Search a long list of names (patterns) in a large text corpus systematically and quickly
There are seven kinds of challenges in searching a long list of names in a large text corpus. First, the names on the list may not be in a standard format, for e.g., first name may not always be followed by last name, etc. Second, it isn't clear what to search for. For instance, searching FirstName LastName may not be enough. References to the person may take the form of Prefix LastName, etc. Third, names may be misspelled. Fourth, text may refer to people by their diminutive name (hypocorism), or by their middle name, or diminutive form of their middle name, etc. For instance, citations to Bill Clinton are liable to be much more common than William Clinton. Fifth, names on the list may overlap with names not on the list, especially names of other famous people. For instance, searching for Maryland politician Michael Jackson may yield lots of false positives. Sixth, names on the list may match other names on the list (duplicates). Seventh, searching is computationally expensive. And searching for a long list over a large corpus is a double whammy.

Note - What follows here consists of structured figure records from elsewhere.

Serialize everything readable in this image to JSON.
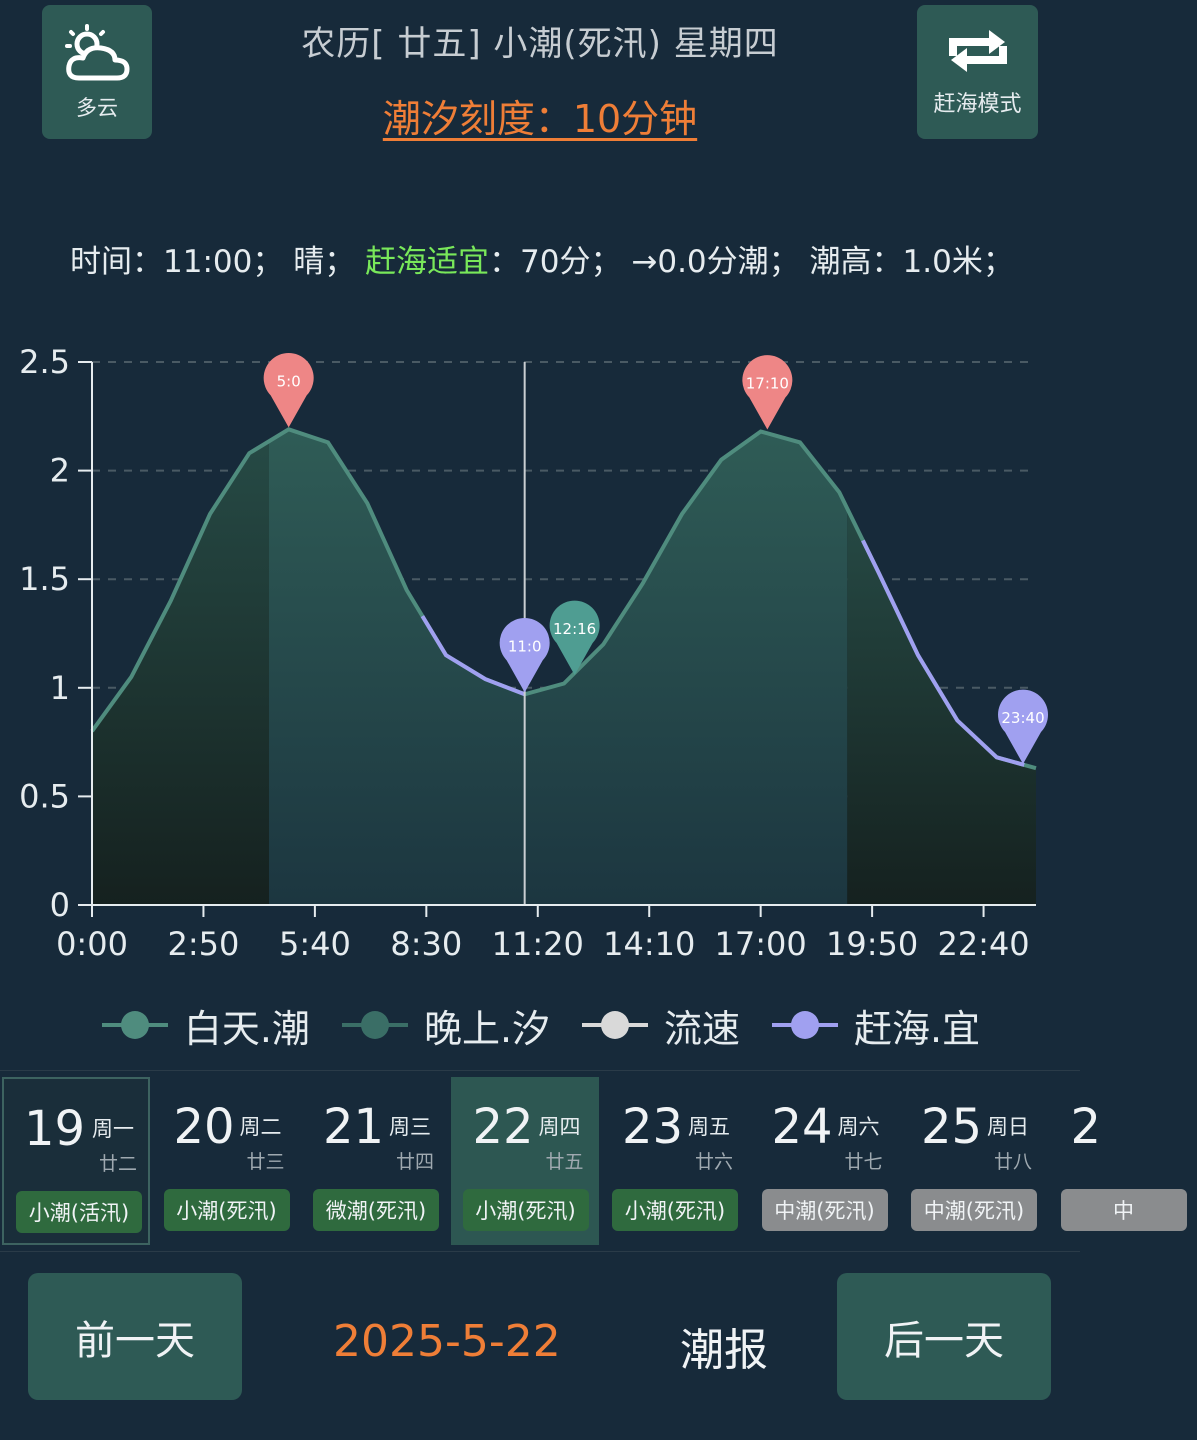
{
  "header": {
    "weather_label": "多云",
    "weather_icon": "partly-cloudy-icon",
    "mode_label": "赶海模式",
    "mode_icon": "repeat-icon",
    "lunar_line": "农历[ 廿五] 小潮(死汛) 星期四",
    "scale_link": "潮汐刻度：10分钟"
  },
  "info": {
    "time": "时间：11:00；",
    "weather": "晴；",
    "suitability_label": "赶海适宜",
    "score": "：70分；",
    "flow": "→0.0分潮；",
    "height": "潮高：1.0米；"
  },
  "chart_data": {
    "type": "line",
    "ylim": [
      0,
      2.5
    ],
    "y_ticks": [
      "0",
      "0.5",
      "1",
      "1.5",
      "2",
      "2.5"
    ],
    "x_ticks": [
      "0:00",
      "2:50",
      "5:40",
      "8:30",
      "11:20",
      "14:10",
      "17:00",
      "19:50",
      "22:40"
    ],
    "x_tick_hours": [
      0,
      2.8333,
      5.6667,
      8.5,
      11.3333,
      14.1667,
      17,
      19.8333,
      22.6667
    ],
    "x_range_hours": [
      0,
      24
    ],
    "grid": "horizontal dashed",
    "series": [
      {
        "name": "白天.潮",
        "color": "#4f8c7e",
        "points": [
          [
            0,
            0.8
          ],
          [
            1,
            1.05
          ],
          [
            2,
            1.4
          ],
          [
            3,
            1.8
          ],
          [
            4,
            2.08
          ],
          [
            5,
            2.19
          ],
          [
            6,
            2.13
          ],
          [
            7,
            1.85
          ],
          [
            8,
            1.45
          ],
          [
            9,
            1.15
          ],
          [
            10,
            1.04
          ],
          [
            11,
            0.97
          ],
          [
            12,
            1.02
          ],
          [
            13,
            1.2
          ],
          [
            14,
            1.48
          ],
          [
            15,
            1.8
          ],
          [
            16,
            2.05
          ],
          [
            17,
            2.18
          ],
          [
            18,
            2.13
          ],
          [
            19,
            1.9
          ],
          [
            20,
            1.53
          ],
          [
            21,
            1.15
          ],
          [
            22,
            0.85
          ],
          [
            23,
            0.68
          ],
          [
            24,
            0.63
          ]
        ]
      },
      {
        "name": "晚上.汐",
        "color": "#3a6e66",
        "day_start_hour": 4.5,
        "night_start_hour": 19.2
      },
      {
        "name": "流速",
        "color": "#d9d9d9"
      },
      {
        "name": "赶海.宜",
        "color": "#a0a0f0",
        "ranges": [
          [
            8.4,
            11
          ],
          [
            19.6,
            23.7
          ]
        ]
      }
    ],
    "markers": [
      {
        "label": "5:0",
        "hour": 5,
        "value": 2.19,
        "color": "#ee8686"
      },
      {
        "label": "17:10",
        "hour": 17.17,
        "value": 2.18,
        "color": "#ee8686"
      },
      {
        "label": "11:0",
        "hour": 11,
        "value": 0.97,
        "color": "#a0a0f0"
      },
      {
        "label": "12:16",
        "hour": 12.27,
        "value": 1.05,
        "color": "#4f9d92"
      },
      {
        "label": "23:40",
        "hour": 23.67,
        "value": 0.64,
        "color": "#a0a0f0"
      }
    ],
    "cursor_hour": 11
  },
  "legend": [
    {
      "label": "白天.潮",
      "color": "#4f8c7e"
    },
    {
      "label": "晚上.汐",
      "color": "#3a6e66"
    },
    {
      "label": "流速",
      "color": "#d9d9d9"
    },
    {
      "label": "赶海.宜",
      "color": "#a0a0f0"
    }
  ],
  "days": [
    {
      "num": "19",
      "week": "周一",
      "lunar": "廿二",
      "tide": "小潮(活汛)",
      "badge": "green",
      "state": "outline"
    },
    {
      "num": "20",
      "week": "周二",
      "lunar": "廿三",
      "tide": "小潮(死汛)",
      "badge": "green",
      "state": ""
    },
    {
      "num": "21",
      "week": "周三",
      "lunar": "廿四",
      "tide": "微潮(死汛)",
      "badge": "green",
      "state": ""
    },
    {
      "num": "22",
      "week": "周四",
      "lunar": "廿五",
      "tide": "小潮(死汛)",
      "badge": "green",
      "state": "today"
    },
    {
      "num": "23",
      "week": "周五",
      "lunar": "廿六",
      "tide": "小潮(死汛)",
      "badge": "green",
      "state": ""
    },
    {
      "num": "24",
      "week": "周六",
      "lunar": "廿七",
      "tide": "中潮(死汛)",
      "badge": "gray",
      "state": ""
    },
    {
      "num": "25",
      "week": "周日",
      "lunar": "廿八",
      "tide": "中潮(死汛)",
      "badge": "gray",
      "state": ""
    },
    {
      "num": "2",
      "week": "",
      "lunar": "",
      "tide": "中",
      "badge": "gray",
      "state": ""
    }
  ],
  "footer": {
    "prev_label": "前一天",
    "date": "2025-5-22",
    "report_label": "潮报",
    "next_label": "后一天"
  }
}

We address each of the problems.
Before anything else, use clean names to standardize the names on the list. The script appends separate columns for prefix, first_name, last_name, etc. Some human curation will likely still be needed. Do it before going further. After that, use merge supplementary data to append other potential prefixes, diminutive norms of the first name, and other names by which the person is known by to the output of clean names. Next, preprocess the search list. In particular, the script does three things:
Converts the data from wide to long: The script creates a separate row for each pattern we want to search for. For instance, if we add 'Bill' as a diminutive name for William, and in the configuration file, say, we want to only search for 'FirstName LastName', the script creates a separate row for 'William Clinton' and 'Bill Clinton', copying all other information across rows. And appends a column called 'search_pattern.'
Deduplicates: it removes any 'pattern', say 'Prefix LastName' that is duplicated and hence cannot be easily disambiguated in search. (This can be turned off.) and
Removes an ad hoc list of patterns: For instance, patterns matching famous people not on the list, e.g. we can remove 'Michael Jackson' and it won't remove 'Congressman Jackson.'
Lastly, the search script searches patterns in the list in a multi-threaded, parallelized way.